There are two complaints about the Marine Management Organisation (MMO), whose failings led to loss of livelihood for two fishermen. In one case, the MMO mistakenly told the complainant that the boat he bought was licenced to fish sea bass. The boat did not have the appropriate licence, meaning the complainant was unable to use their newly purchased boat to fish, which had a negative impact on their income.
A complaint about Ofgem shows how the Ombudsman resolved some complaints without the need for a full investigation. A supplier installed a renewable heating system in the complainant’s home which meant they were eligible for payments through the government’s Domestic Renewable Heat Incentive (RHI). The supplier made a paperwork error which led to Ofgem not approving the system under the scheme and asking the complainant to repay almost £20,000. The Ombudsman asked Ofgem to review the case, it recognised the error that had been made, and it was resolved for the complainant.
The report also highlights more cases about poor communication and delays with licencing decisions by the Driver and Vehicle Licensing Agency (DVLA). These issues were raised in the Ombudsman’s 2016 report, Driven To Despair, and these cases show that similar failings continue to impact on people’s lives.
NHS Trust’s failings led to tragic consequences
The Ombudsman also continues to see complaints about serious failings in NHS care, which are highlighted in this first annual casework report.

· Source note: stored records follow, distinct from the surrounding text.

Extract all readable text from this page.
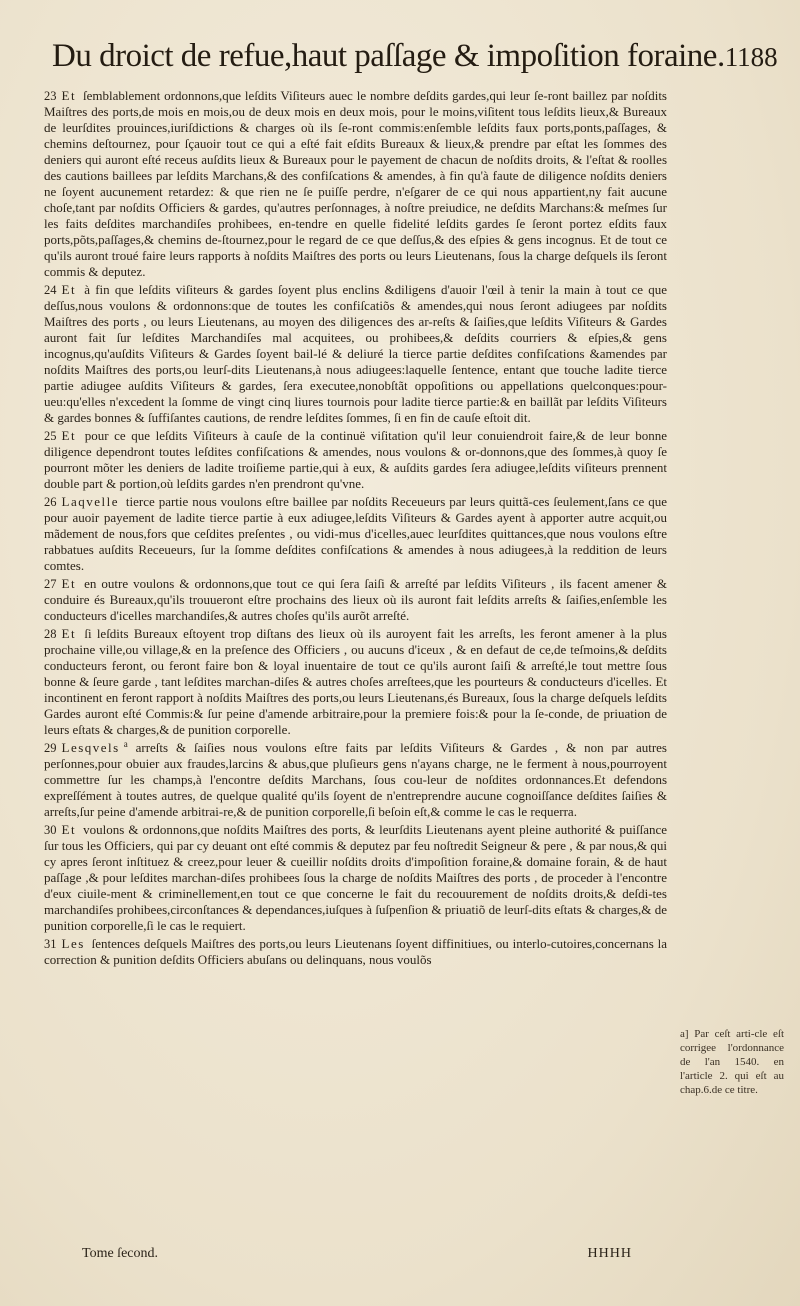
Du droict de refue,haut paſſage & impoſition foraine. 1188

23 Et ſemblablement ordonnons,que leſdits Viſiteurs auec le nombre deſdits gardes,qui leur ſe-ront baillez par noſdits Maiſtres des ports,de mois en mois,ou de deux mois en deux mois, pour le moins,viſitent tous leſdits lieux,& Bureaux de leurſdites prouinces,iuriſdictions & charges où ils ſe-ront commis:enſemble leſdits faux ports,ponts,paſſages, & chemins deſtournez, pour ſçauoir tout ce qui a eſté fait eſdits Bureaux & lieux,& prendre par eſtat les ſommes des deniers qui auront eſté receus auſdits lieux & Bureaux pour le payement de chacun de noſdits droits, & l'eſtat & roolles des cautions baillees par leſdits Marchans,& des confiſcations & amendes, à fin qu'à faute de diligence noſdits deniers ne ſoyent aucunement retardez: & que rien ne ſe puiſſe perdre, n'eſgarer de ce qui nous appartient,ny fait aucune choſe,tant par noſdits Officiers & gardes, qu'autres perſonnages, à noſtre preiudice, ne deſdits Marchans:& meſmes ſur les faits deſdites marchandiſes prohibees, en-tendre en quelle fidelité leſdits gardes ſe ſeront portez eſdits faux ports,põts,paſſages,& chemins de-ſtournez,pour le regard de ce que deſſus,& des eſpies & gens incognus. Et de tout ce qu'ils auront troué faire leurs rapports à noſdits Maiſtres des ports ou leurs Lieutenans, ſous la charge deſquels ils ſeront commis & deputez.

24 Et à fin que leſdits viſiteurs & gardes ſoyent plus enclins &diligens d'auoir l'œil à tenir la main à tout ce que deſſus,nous voulons & ordonnons:que de toutes les confiſcatiõs & amendes,qui nous ſeront adiugees par noſdits Maiſtres des ports , ou leurs Lieutenans, au moyen des diligences des ar-reſts & ſaiſies,que leſdits Viſiteurs & Gardes auront fait ſur leſdites Marchandiſes mal acquitees, ou prohibees,& deſdits courriers & eſpies,& gens incognus,qu'auſdits Viſiteurs & Gardes ſoyent bail-lé & deliuré la tierce partie deſdites confiſcations &amendes par noſdits Maiſtres des ports,ou leurſ-dits Lieutenans,à nous adiugees:laquelle ſentence, entant que touche ladite tierce partie adiugee auſdits Viſiteurs & gardes, ſera executee,nonobſtãt oppoſitions ou appellations quelconques:pour-ueu:qu'elles n'excedent la ſomme de vingt cinq liures tournois pour ladite tierce partie:& en baillãt par leſdits Viſiteurs & gardes bonnes & ſuffiſantes cautions, de rendre leſdites ſommes, ſi en fin de cauſe eſtoit dit.

25 Et pour ce que leſdits Viſiteurs à cauſe de la continuë viſitation qu'il leur conuiendroit faire,& de leur bonne diligence dependront toutes leſdites confiſcations & amendes, nous voulons & or-donnons,que des ſommes,à quoy ſe pourront mõter les deniers de ladite troiſieme partie,qui à eux, & auſdits gardes ſera adiugee,leſdits viſiteurs prennent double part & portion,où leſdits gardes n'en prendront qu'vne.

26 Laqvelle tierce partie nous voulons eſtre baillee par noſdits Receueurs par leurs quittã-ces ſeulement,ſans ce que pour auoir payement de ladite tierce partie à eux adiugee,leſdits Viſiteurs & Gardes ayent à apporter autre acquit,ou mãdement de nous,fors que ceſdites preſentes , ou vidi-mus d'icelles,auec leurſdites quittances,que nous voulons eſtre rabbatues auſdits Receueurs, ſur la ſomme deſdites confiſcations & amendes à nous adiugees,à la reddition de leurs comtes.

27 Et en outre voulons & ordonnons,que tout ce qui ſera ſaiſi & arreſté par leſdits Viſiteurs , ils facent amener & conduire és Bureaux,qu'ils trouueront eſtre prochains des lieux où ils auront fait leſdits arreſts & ſaiſies,enſemble les conducteurs d'icelles marchandiſes,& autres choſes qu'ils aurõt arreſté.

28 Et ſi leſdits Bureaux eſtoyent trop diſtans des lieux où ils auroyent fait les arreſts, les feront amener à la plus prochaine ville,ou village,& en la preſence des Officiers , ou aucuns d'iceux , & en defaut de ce,de teſmoins,& deſdits conducteurs feront, ou feront faire bon & loyal inuentaire de tout ce qu'ils auront ſaiſi & arreſté,le tout mettre ſous bonne & ſeure garde , tant leſdites marchan-diſes & autres choſes arreſtees,que les pourteurs & conducteurs d'icelles. Et incontinent en feront rapport à noſdits Maiſtres des ports,ou leurs Lieutenans,és Bureaux, ſous la charge deſquels leſdits Gardes auront eſté Commis:& ſur peine d'amende arbitraire,pour la premiere fois:& pour la ſe-conde, de priuation de leurs eſtats & charges,& de punition corporelle.

29 Lesqvels $^a$ arreſts & ſaiſies nous voulons eſtre faits par leſdits Viſiteurs & Gardes , & non par autres perſonnes,pour obuier aux fraudes,larcins & abus,que pluſieurs gens n'ayans charge, ne le ferment à nous,pourroyent commettre ſur les champs,à l'encontre deſdits Marchans, ſous cou-leur de noſdites ordonnances.Et defendons expreſſément à toutes autres, de quelque qualité qu'ils ſoyent de n'entreprendre aucune cognoiſſance deſdites ſaiſies & arreſts,ſur peine d'amende arbitrai-re,& de punition corporelle,ſi beſoin eſt,& comme le cas le requerra.

30 Et voulons & ordonnons,que noſdits Maiſtres des ports, & leurſdits Lieutenans ayent pleine authorité & puiſſance ſur tous les Officiers, qui par cy deuant ont eſté commis & deputez par feu noſtredit Seigneur & pere , & par nous,& qui cy apres ſeront inſtituez & creez,pour leuer & cueillir noſdits droits d'impoſition foraine,& domaine forain, & de haut paſſage ,& pour leſdites marchan-diſes prohibees ſous la charge de noſdits Maiſtres des ports , de proceder à l'encontre d'eux ciuile-ment & criminellement,en tout ce que concerne le fait du recouurement de noſdits droits,& deſdi-tes marchandiſes prohibees,circonſtances & dependances,iuſques à ſuſpenſion & priuatiõ de leurſ-dits eſtats & charges,& de punition corporelle,ſi le cas le requiert.

31 Les ſentences deſquels Maiſtres des ports,ou leurs Lieutenans ſoyent diffinitiues, ou interlo-cutoires,concernans la correction & punition deſdits Officiers abuſans ou delinquans, nous voulõs

a] Par ceſt arti-cle eſt corrigee l'ordonnance de l'an 1540. en l'article 2. qui eſt au chap.6.de ce titre.
Tome ſecond.	HHHH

He has highlighted in the report the tragic case of Catherine Gould, a grandmother who died because she was not given her regular insulin dose at Great Western Hospitals NHS Foundation Trust.
Catherine was admitted to the Trust following a fall, but when she was transferred from one ward to another she was not given her vital nightly insulin injection. Two days later Catherine developed diabetic ketoacidosis (DKA), a life-threatening condition that occurs in people with diabetes when they are low on insulin and causes the body to produce dangerous levels of blood acids. Staff successfully treated her for DKA, but she continued to deteriorate and two days later, Catherine suffered a heart attack and died.
Catherine’s daughter, Ali Gould, said:
‘Mum knew a mistake had been made and didn’t want to get anyone into trouble, but she did want to make sure this never happened to anyone else.
‘To make sure of this, the Trust must acknowledge that their mistake, due to their poor record keeping, communication and lack of diabetic knowledge, contributed to Mum's untimely death.’
The Trust has since acknowledged that it was at fault and following the Ombudsman’s recommendations has put in place an action plan to make sure the failings are not repeated.